Julia Otxoa ofrece versos cuidadosamente cincelados para que la precisión despliegue la resonancia. La escritora sabe equilibrar la sugerencia y la captación de lo inasible con la constatación de la materialidad de la existencia en sus composiciones. De ahí la referencia continua a situaciones que nos inducen a la fragilidad de distintos estados (como el temblor) y a animales, plantas y cuerpos humanos heridos. Sus piezas dejan constancia de los procesos de transformación, curiosamente, recogiendo imágenes exactas, tal que fotografías, de esos cambios. Construye imágenes bien definidas con elementos sencillos, pero de enorme sugerencia (“pesa un silencio de nieve / sobre las alas de los pájaros”).

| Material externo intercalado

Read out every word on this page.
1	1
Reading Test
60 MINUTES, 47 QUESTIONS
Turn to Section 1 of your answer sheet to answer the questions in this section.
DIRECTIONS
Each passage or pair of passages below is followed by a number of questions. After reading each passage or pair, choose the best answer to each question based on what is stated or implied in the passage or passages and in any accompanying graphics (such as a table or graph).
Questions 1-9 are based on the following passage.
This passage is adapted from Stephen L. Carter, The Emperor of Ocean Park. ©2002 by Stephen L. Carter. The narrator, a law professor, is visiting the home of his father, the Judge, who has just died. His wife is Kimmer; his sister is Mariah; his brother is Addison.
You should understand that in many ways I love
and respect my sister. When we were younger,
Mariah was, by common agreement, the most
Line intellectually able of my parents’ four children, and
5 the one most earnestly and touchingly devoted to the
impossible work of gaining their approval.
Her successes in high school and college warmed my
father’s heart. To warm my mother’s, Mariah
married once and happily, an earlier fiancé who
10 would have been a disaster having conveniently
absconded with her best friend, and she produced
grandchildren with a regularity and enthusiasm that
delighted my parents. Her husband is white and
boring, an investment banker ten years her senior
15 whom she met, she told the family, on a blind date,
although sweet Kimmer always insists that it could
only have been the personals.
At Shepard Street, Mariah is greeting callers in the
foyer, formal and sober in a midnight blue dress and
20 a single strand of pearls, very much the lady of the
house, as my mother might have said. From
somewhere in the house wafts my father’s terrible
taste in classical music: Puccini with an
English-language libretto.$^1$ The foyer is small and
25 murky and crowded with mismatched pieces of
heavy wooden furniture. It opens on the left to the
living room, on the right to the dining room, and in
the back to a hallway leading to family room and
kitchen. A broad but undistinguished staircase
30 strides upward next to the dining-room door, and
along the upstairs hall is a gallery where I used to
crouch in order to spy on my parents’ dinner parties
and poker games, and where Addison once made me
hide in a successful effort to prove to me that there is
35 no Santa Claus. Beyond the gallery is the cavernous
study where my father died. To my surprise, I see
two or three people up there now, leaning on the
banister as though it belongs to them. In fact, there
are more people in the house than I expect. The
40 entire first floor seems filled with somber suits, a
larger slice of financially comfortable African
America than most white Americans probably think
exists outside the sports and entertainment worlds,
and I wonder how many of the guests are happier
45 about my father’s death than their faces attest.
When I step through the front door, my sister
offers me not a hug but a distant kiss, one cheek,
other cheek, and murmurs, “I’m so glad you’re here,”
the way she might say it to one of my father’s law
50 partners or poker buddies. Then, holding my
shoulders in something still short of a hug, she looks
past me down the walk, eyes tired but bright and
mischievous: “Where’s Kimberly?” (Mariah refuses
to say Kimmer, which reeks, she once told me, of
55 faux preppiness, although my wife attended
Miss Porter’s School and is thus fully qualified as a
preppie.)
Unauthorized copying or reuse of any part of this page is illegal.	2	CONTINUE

Los poemas de Resurrección nos hablan del proceso de exhumación de las fosas comunes. Otxoa aborda con extrema delicadeza el dolor, la emoción y el duelo. Lo hace con palabras limadas, sin permitir que se descomponga la sobriedad emocional (“es pacífico el rostro del dolor”, nos apunta). El “yo” busca caminar por esa pendiente tratando de “nombrar el horror”, recordando la historia de su propio abuelo (“calavera horadada por las balas”), con una firme voluntad de escribir la historia, más al reconocer que “el silencio fue el altar de la victoria; / al primero que mataron fue al narrador”. En otras ocasiones, la voz se sitúa acompañando las excavaciones, sin ser protagonista. En todo ese recorrido, reconoce que no se puede permanecer inánime ante ese pasado ni ante el recuentro con los huesos de los familiares, y comparte la angustia de no encontrar las palabras necesarias para su misión. Además, sus poemas se dirigen a una segunda persona (en singular y en plural) que son los propios muertos, en un ejercicio de resurrección, tal y como viene a darnos a entender que supone, en última instancia, la exhumación: hacer presente su experiencia, cerrar un hueco, colocar un final. Ahí expresa también la autora su deseo de dar continuidad a ese relato. Porque, al conocerlo, se recupera y se actualizan sus emociones, sus trayectorias y sus anhelos.

Precisamente, los familiares se caracterizan por una serena espera en estas páginas. Quizá se trate de seres abrumados por la tristeza, que se han habituado a sostener las pérdidas y la incertidumbre con una débil esperanza, que se resuelve como una labor de reparación.

Como ocurre en el último tramo de la poesía de Julia Otxoa, este volumen presenta composiciones breves, con versos rotundos, pequeñas acciones y un hilado que da una impactante cohesión a todo el volumen. En ocasiones, la imagen aletea incitando a que el lector construya alrededor de él una historia; un pasado y más detalles. Por otro lado, pájaros, árboles, niebla y nieve son los elementos naturales más recurrentes de este volumen (y también en buena parte de la obra de esta escritora). La luz, asimismo, como símbolo de la justicia, de la verdad y del amor, aparece con frecuencia.

En ese sentido, resulta llamativo cómo Otxoa recoge la forma en la que la naturaleza transforma en vida los enterramientos (flores, animales que merodean por allí). La poeta da la vuelta a la situación y refuerza la vitalidad tras la tragedia, y lo hace como una manera de honrar y desobedecer la acción silenciadora, de los asesinos, hasta proclamar una “memoria exenta de venganza”.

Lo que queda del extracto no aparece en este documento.